Screen Age by Fenton Bailey


More than a memoir, this personal insight into over three decades of film and television makes for a fascinating read. Of course it's helped by the fact that the author is Fenton Bailey, one half of World of Wonder, and responsible for films as diverse as Party Monster (about killer club kid Michael Alig) and The Eyes of Tammy Faye (about the televangelist who showed compassion towards people with AIDS when this was thin on the ground). Together with partner Randy Barbato, Bailey also brought us the world conquering RuPaul's Drag Race. In other words, he knows his stuff.

From the outset, it isn't Bailey who dominates the narrative but Andy Warhol, the pop artist who saw so much of this coming. Bailey makes a convincing case for Warhol as the original influencer and forerunner of reality television. The films Warhol made with Paul Morrissey weren't populated by actors, but by people being themselves – or at least a version of themselves. Referring to them as 'super stars' posed little or no threat to Hollywood but did help shape the future of television.


These days, of course, we really are living in the screen age. Screens dominate our lives, be it the TV, computer or smart phone. Bailey traces the journey from public access television to YouTube, and Warhol's audition tapes to Instagram, where everyone can be famous for 15 minutes - and monetise their mini-celebrity through corporate branding or directing viewers to their OnlyFans.
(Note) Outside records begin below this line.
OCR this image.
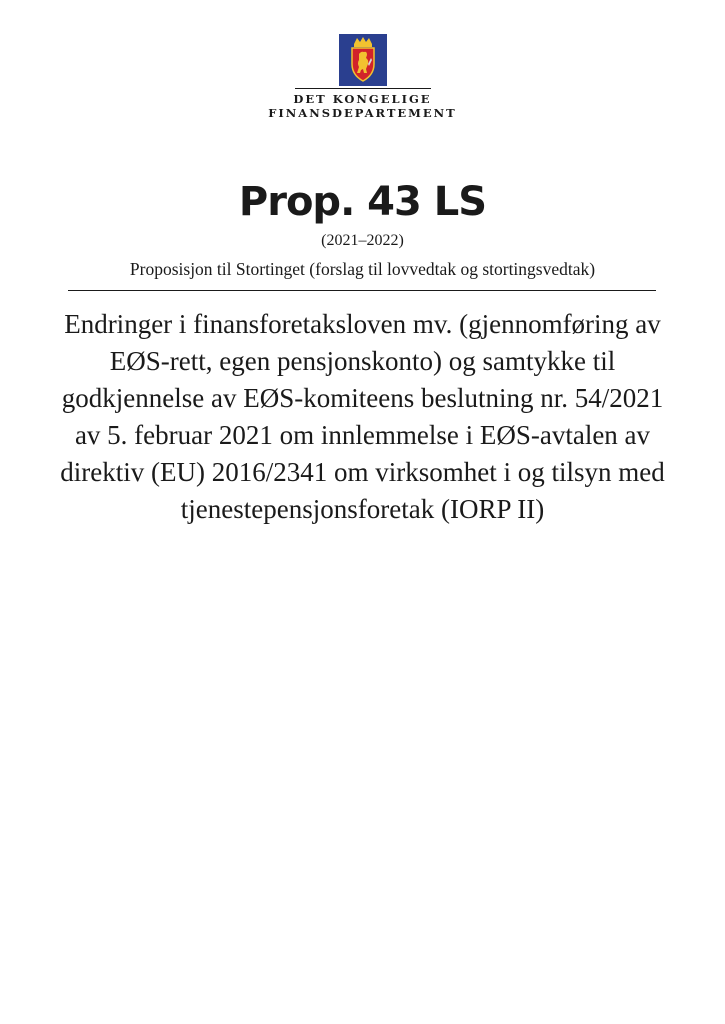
DET KONGELIGE
FINANSDEPARTEMENT
Prop. 43 LS
(2021–2022)
Proposisjon til Stortinget (forslag til lovvedtak og stortingsvedtak)
Endringer i finansforetaksloven mv. (gjennomføring av EØS-rett, egen pensjonskonto) og samtykke til godkjennelse av EØS-komiteens beslutning nr. 54/2021 av 5. februar 2021 om innlemmelse i EØS-avtalen av direktiv (EU) 2016/2341 om virksomhet i og tilsyn med tjenestepensjonsforetak (IORP II)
But mainly this is about the stories that caught the imaginations of Bailey and Barbato, and how television has changed their fortunes and fundamentally reshaped our reality. It's also a book about the journey from the margins to the mainstream, from queer underground artists David Wojnarowiz and Robert Mapplethorpe to former Downtown denizen Madonna and RuPaul's Drag Race. I came away with the feeling that this truly is a world of wonder – and we're living in it.